4. Face ao exposto, e dado não estar prevista a criação de áreas de estacionamento no referido plano de praia, mais próxima do areal, que resolvesse a questão suscitada, tal desiderato colidiria com o POOC em vigor. No entanto e à semelhança de situações idênticas às referidas, pondera-se a autorização excepcional, de acordo com o princípio da equidade, da circulação das viaturas conduzidas por pessoa portadora de deficiência ou quando o condutor não seja portador de deficiência mas conduza uma pessoa portadora de deficiência mental que não possa ser deixada sem acompanhamento, ou outras igualmente justificadas, até à zona do areal com imediato retorno e estacionamento da viatura no local definido para o efeito, pelo facto de não ser possível definir uma área de estacionamento especial junto ao areal, dada a sua reduzida área».


Chegados a este ponto da instrução, entendeu a Provedoria de Justiça ser pertinente a realização de uma visita de inspecção ao local por forma, por um lado, a verificar as condições físicas (naturais e edificadas) da praia do Creiro e da sua zona envolvente, por outro lado, a equacionar os riscos para a degradação dos valores naturais potenciados pela pretendida autorização de estacionamento de veículos de pessoas deficientes e/ou que transportem pessoas com deficiência que não possam ser deixadas desacompanhadas e, finalmente, a ponderar as soluções possíveis para dirimir a questão em apreço.



A efectivação da visita em causa foi previamente concertada com a Comissão Directiva, tendo sido acordado, inclusive, que ela iniciar-se-ia nas instalações do Parque Natural, e seria acompanhada por V. Ex.a, como veio a acontecer. 


III.
Deslocação à praia do Creiro


A diligência de inspecção foi assegurada ao abrigo das disposições contidas na alínea a) do n.º 1 do artigo 21.º, e no artigo 28.º, ambas do Estatuto do Provedor de Justiça, e, como ficou dito, foi previamente comunicada a V. Ex.a.
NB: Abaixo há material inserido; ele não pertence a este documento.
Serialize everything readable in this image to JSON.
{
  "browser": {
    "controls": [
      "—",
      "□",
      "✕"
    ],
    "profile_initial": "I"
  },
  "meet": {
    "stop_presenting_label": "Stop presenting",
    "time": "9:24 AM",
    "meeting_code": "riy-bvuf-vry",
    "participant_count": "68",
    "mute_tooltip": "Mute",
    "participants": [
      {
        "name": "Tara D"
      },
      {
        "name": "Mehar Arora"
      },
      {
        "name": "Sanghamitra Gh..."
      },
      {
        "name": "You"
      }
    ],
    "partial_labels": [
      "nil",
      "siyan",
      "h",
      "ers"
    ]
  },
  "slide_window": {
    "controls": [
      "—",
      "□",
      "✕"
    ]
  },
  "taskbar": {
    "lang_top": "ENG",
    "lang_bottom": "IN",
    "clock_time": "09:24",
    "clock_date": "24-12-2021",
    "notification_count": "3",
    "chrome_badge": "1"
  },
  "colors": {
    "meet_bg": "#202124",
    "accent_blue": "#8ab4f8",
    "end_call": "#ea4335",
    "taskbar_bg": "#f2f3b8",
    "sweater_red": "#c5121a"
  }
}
Em síntese, eis o que foi possível observar.



O acesso à praia do Creiro faz-se por uma estrada íngreme, asfaltada (em cujo lado direito se distribuem algumas dezenas de lugares de estacionamento), e que desemboca numa rotunda.



O local apresenta um amplo espaço para a circulação de viaturas, inclusive para que possam fazer inversão do sentido da marcha sem quaisquer problemas especiais. Nos bordos do caminho acresce ainda uma área vasta, igualmente não asfaltada, onde ocorrem árvores e arbustos diversos. Pese embora ser patente que o espaço tem vindo a sofrer alguma intervenção humana, a área à volta do caminho não está nem cuidada nem limpa.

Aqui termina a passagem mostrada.